Коло Жизни. Бесперечь. Том первый - Елена Асеева
Шрифт:
Интервал:
Закладка:
– Кислые… фу.., – отметил Лихарь, с трудом сглотнув пережеванное. – Ну, ничего… все ж еда.
– Это не еда, а кислятина, – произнесла, вздыхая, Есислава, поколь малец жевал яблоко, болезненно кривившая лицо от переживания за него. – А ты откуда пришел такой?
– Из жреческого дома сбежал, – ответил весьма ретиво мальчик, разглядывая надкушенное яблоко и примиряясь к новому месту на нем. – Не хочу там больше жить, надоело… Надоела эта учеба бесконечная, упражнения… Хочу воли, чтоб никто не заставлял, не поднимал спозаранку и не велел… Чтоб как ветер был, где захочу прилягу, где захочу присяду.
– А разве так бывает, чтоб человек жил, как ветер, – в задумчивости протянула Есинька, неотрывно наблюдая за вращающимся в руках отрока яблоком. – Человек не может как ветер. Он же зависим с рождения от иных людей, от общества… Поначалу от родителей своих, потом от семьи, детей. Он должен жить по определенным законам, только законы те должны быть правильно прописанными так, чтобы не возвышать одних и не унижать других, так говорят Боги.
– О… какая, ты умная, – голос Лихаря сызнова зазвучал язвительно и он криво изогнул свои, мясистые, губы, покрытые мельчайшими трещинками. – Умная такая, потому как барыня и мать с отцом тебя любят, балуют.
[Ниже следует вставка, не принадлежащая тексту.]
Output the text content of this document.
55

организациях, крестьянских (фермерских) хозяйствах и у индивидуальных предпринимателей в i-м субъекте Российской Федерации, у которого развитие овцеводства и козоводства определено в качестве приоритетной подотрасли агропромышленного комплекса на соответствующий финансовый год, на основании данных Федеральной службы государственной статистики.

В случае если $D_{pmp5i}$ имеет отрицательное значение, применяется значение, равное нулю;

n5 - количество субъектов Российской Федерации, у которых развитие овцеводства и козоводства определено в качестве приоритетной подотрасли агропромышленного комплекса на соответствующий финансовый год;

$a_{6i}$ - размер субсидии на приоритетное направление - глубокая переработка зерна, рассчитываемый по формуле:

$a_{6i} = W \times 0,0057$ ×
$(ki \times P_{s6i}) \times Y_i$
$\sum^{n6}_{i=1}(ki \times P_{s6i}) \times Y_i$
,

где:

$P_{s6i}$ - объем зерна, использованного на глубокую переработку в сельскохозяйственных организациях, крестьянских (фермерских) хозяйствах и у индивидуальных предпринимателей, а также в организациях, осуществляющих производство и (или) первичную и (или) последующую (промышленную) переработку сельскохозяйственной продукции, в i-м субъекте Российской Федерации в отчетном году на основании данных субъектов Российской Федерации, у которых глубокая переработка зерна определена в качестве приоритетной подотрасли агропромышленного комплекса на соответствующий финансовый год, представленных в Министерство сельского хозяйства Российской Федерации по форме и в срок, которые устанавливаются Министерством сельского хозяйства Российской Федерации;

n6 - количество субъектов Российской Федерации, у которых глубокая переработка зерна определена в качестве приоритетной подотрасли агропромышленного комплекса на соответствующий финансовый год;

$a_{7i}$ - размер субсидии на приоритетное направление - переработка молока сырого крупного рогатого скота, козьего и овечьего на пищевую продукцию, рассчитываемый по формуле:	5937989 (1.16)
Вишь как разодета, разобута, словно госпожа.
– У меня нет матери… только отец, Ксай, – мягко отозвалась отроковица, несколько неверно описав свою жизненную ситуацию, но в общем она уже давно считала вещуна своим отцом и в разговоре со Стынем, которому доверяла все, почасту так его величала. – Он меня очень, очень любит, как и я его. Но ты знаешь Лихарь я же не виновата, что меня любят, а тебя нет… Потому не зачем на меня негодовать. Хочешь, я попрошу, и тебя накормят? Дадут хлеба, мяса, одежду?
– А они не вернут меня в воспитательный дом? А то я туда никак не хочу возвращаться? – взволнованно вопросил мальчик, нескрываемо боясь этого, впрочем, не менее сильно желающий поесть и торопливо облизал свои обветренные, посеченные сухостью губы языком, вероятно уже ощущая на них вкус еды.
– Нет. Сейчас здесь нет Ксая, – пояснила Еси и мотнула головой в сторону выглядывающего из-под крон дерева дворца. – А если нет Ксая, без него не решатся поступить против моих повелений. Пойдем со мной, не бойся, никто тебя не тронет.
Отроковица повернулась и медленной поступью, выйдя из-под кроны яблони, направилась из сада, к чистой, освобожденной от деревьев его части, где располагались клумбы с цветами, прудики и днесь виднелся фланирующий Туряк. Лихарь еще маленько медлил, но после подгоняемый голодом выкинул сжимаемое в руке надкушенное яблоко, ссыпал на траву с десяток такой же зелени с под рубахи и поспешил вслед за девочкой. Вскоре нагнав Еси, он, однако, не поравнялся с ней, а пошел несколько сзади, точно хоронясь за ее спиной, порой оглядываясь и вздрагивая всем телом.
Есислава и Лихарь еще не миновали и треть пройденного, как коадъютор синдика всматривающийся в глубины сада, внезапно резко замер, а после, стремительно сорвавшись с места, враз перешел на бег, кинувшись навстречу идущим. Он в доли минуты преодолел разделяющее дотоль их расстояние, своими широкими ногами покрывая огромные промежутки, и торопливо подхватив на руки божество, пронзительно свистнул. Теперь не прошло и мгновения, в оном Есинька не поняла, каким образом оказалась на руках Туряка, уносившего ее из сада, как раздался громкий, испуганный крик Лихаря. Отроковица, спешно выглянула из-за мощного плеча коадъютора и узрев, что к мальцу подскочили два вооруженных наратника, один из которых цепко ухватил того за предплечье, не менее звонко и требовательно сказала:
– Туряк! Туряк сей же миг отпусти меня. Это я! я привела мальчика. Сей же миг поставь меня на ноги… а то! а то!.. Таислав! – нежданно гулко закричала девочка, призывая того, кто остался тут за старшего и был призван разрешить любую ситуацию.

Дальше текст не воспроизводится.